What is the total number of Hamiltonian circuits in a complete undirected graph when one or more edges must always be included?

Question

For a complete undirected graph G where the vertices are indexed by [n] = {1,2,3,...,n} where n >= 4. I am aware that the total number of Hamiltonian Circuits in G is (n-1)! / 2

1. If we must traverse the edge {1,2}, how many Hamiltonian Circuits are there?
2. How about if multiple consecutive edges, e.g. {1,2} {2,3} must be traversed?
3. What if multiple non consecutive edges, e.g. {1,2} {3,4} must be traversed?

Intuitively, for part 1, the answer seems to be (n-2)! /2 but I am not completely sure. For the other parts, I am completely stumped.

Any help is much appreciated!

Answer 1

1) Subcase of 2

2) Consider G' = G - {v1, v2, v3...vk} (the vertexes in the order of appearance in the consecutive edges E you need to use). For every Hamiltonian Circuit C in G', you can add the sequence of edges to any part of C, resulting with C[0..i] + {C[i], v1} + E + {vk, C[i]} + C[i..n].

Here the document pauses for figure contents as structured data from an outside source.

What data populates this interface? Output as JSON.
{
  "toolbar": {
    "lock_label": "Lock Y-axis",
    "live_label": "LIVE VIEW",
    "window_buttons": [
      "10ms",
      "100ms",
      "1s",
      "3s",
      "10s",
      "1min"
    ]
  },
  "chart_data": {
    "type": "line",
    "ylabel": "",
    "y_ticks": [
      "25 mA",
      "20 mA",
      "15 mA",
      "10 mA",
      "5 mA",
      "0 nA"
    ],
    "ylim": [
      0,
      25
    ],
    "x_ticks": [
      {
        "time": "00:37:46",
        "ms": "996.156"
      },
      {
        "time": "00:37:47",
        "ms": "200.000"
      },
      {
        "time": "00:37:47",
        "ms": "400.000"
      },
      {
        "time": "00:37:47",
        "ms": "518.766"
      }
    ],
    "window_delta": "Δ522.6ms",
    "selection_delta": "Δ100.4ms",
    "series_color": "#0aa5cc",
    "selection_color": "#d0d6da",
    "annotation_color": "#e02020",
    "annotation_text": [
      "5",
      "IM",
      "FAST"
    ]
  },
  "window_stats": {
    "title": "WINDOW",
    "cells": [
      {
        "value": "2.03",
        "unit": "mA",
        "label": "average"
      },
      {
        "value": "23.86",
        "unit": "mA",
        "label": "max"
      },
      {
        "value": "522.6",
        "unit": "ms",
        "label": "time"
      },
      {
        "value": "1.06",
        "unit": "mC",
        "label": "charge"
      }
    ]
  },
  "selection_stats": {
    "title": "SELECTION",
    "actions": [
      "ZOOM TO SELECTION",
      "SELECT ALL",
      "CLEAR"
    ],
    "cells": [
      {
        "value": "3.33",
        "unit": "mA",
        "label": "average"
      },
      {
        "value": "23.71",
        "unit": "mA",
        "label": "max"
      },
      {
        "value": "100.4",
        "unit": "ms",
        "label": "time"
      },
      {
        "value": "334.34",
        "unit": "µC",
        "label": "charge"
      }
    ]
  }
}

For graph G', there are (n - 1 - k)! / 2 Hamiltonian Circuits. For each of those circuits, you can extend it between any 2 pairs of consecutive edges like we discussed above. This is, |C| ways of doing it. So the answer would be (n - 1 - k)! / 2 * |C| = (n - 1 - k)! / 2 * (n - k).

You would still need to prove that we are counting all of them this way, and that we are not counting duplicates.

3) A generalization of 2. You count the Hamiltonian Circuits without any vertex mentioned in E, and then start adding 1 by 1 the edges that must be traversed.